Zimbabwe’s new president Emmerson Mnangagwa swore in his cabinet on Monday, with allies defending him against criticism for giving top posts to the generals who helped his rise to power.
Sworn in as president on November 24 after 93-year-old Robert Mugabe quit following a de facto military coup, Mnangagwa has also come under fire for bringing back several faces from the Mugabe era, including Patrick Chinamasa as finance minister.
Air Marshall Perrance Shiri, who was handed the sensitive land portfolio, defended his appointment in remarks to reporters after a simple ceremony to take oaths of office.
“Who says military people should never be politicians? I’m a Zimbabwean so I have every right to participate in government,” he said.
Shiri is feared and loathed by many Zimbabweans as the former commander of the North Korean-trained ‘5 Brigade’ that played a central role in ethnic massacres in Matabeleland in 1983 in which an estimated 20,000 people were killed.
Land is a central political issue in the southern African country, where reforms in the early 2000s led to the violent seizure of thousands of white-owned farms and hastened an economic collapse.
Another military figure is foreign minister Sibusiso Moyo, whom most Zimbabweans remember as the khaki-clad general who went on state television in the early hours of November 15 to announce the military takeover.
He declined to discuss the cabinet saying he had yet to get into his new office.
Assembling a cabinet has not been without mishaps.
Mnangawa dropped his initial pick as education minister on Saturday, 24 hours after appointing him, after a public outcry and reshuffled two others to meet a Constitutional requirement that all but five ministers be Members of Parliament.
This has left the information portfolio vacant after he named Chris Mutsvangwa, the influential leader of the war veterans’ association, as special advisor to the president.

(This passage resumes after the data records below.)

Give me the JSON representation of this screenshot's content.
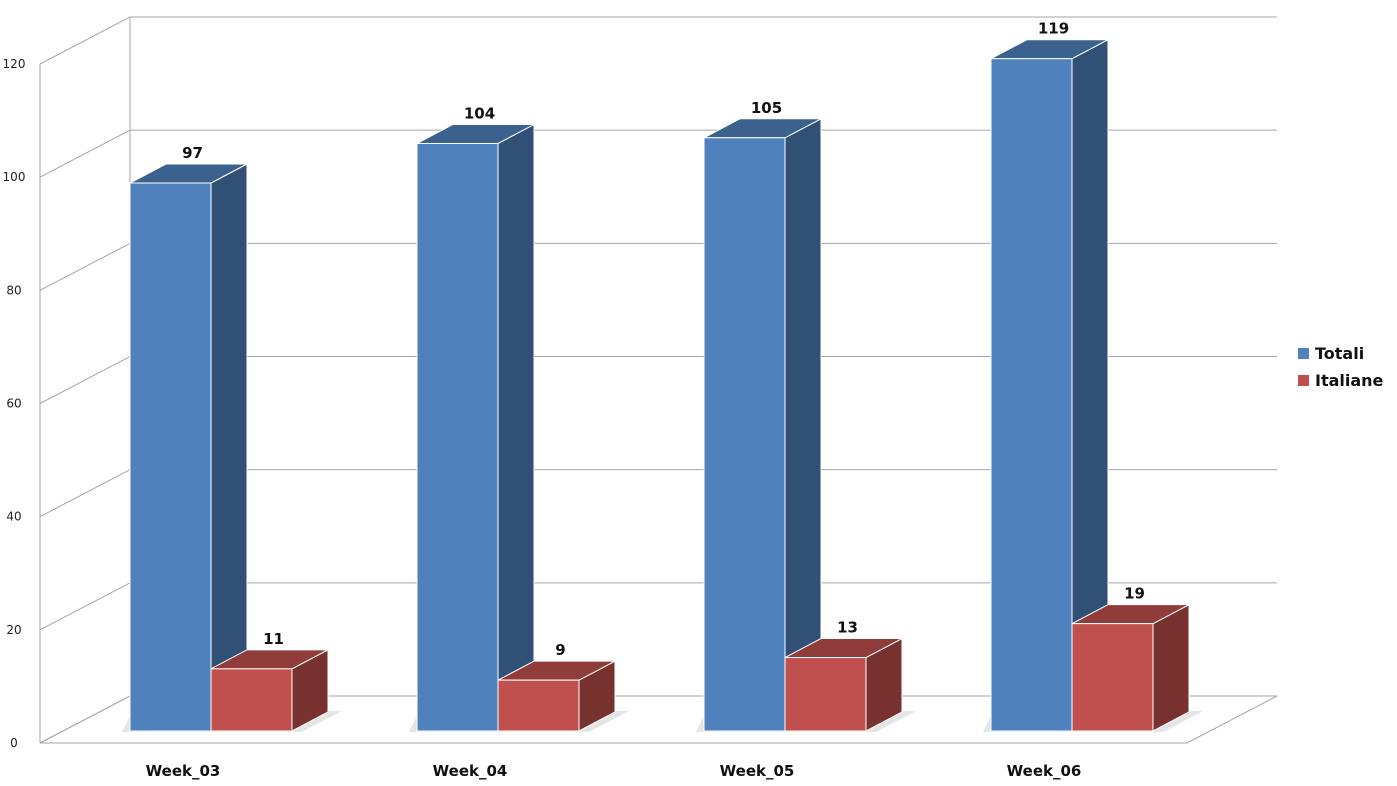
{
  "chart_data": {
    "type": "bar",
    "title": "",
    "xlabel": "",
    "ylabel": "",
    "categories": [
      "Week_03",
      "Week_04",
      "Week_05",
      "Week_06"
    ],
    "series": [
      {
        "name": "Totali",
        "values": [
          97,
          104,
          105,
          119
        ],
        "color": "#4F81BD"
      },
      {
        "name": "Italiane",
        "values": [
          11,
          9,
          13,
          19
        ],
        "color": "#C0504D"
      }
    ],
    "ylim": [
      0,
      120
    ],
    "yticks": [
      "0",
      "20",
      "40",
      "60",
      "80",
      "100",
      "120"
    ],
    "grid": true,
    "legend_position": "right",
    "style": "3d-column"
  }
}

Mutsvangwa has defended the cabinet, which at 22 is smaller than Mugabe’s 33-strong team, saying the two military appointments were not unique to Zimbabwe.
He also said Mnangagwa had “engaged” the opposition MDC party about taking part in an “inclusive” government, but its leader Morgan Tsvangirai had blocked it – a claim disputed by the MDC.
“As far as we are concerned there was no contact whatsoever between President Mnangagwa, ZANU-PF and our party regarding the possibility of inclusion or involvement of our members in the government,” MDC Vice President Nelson Chamisa said.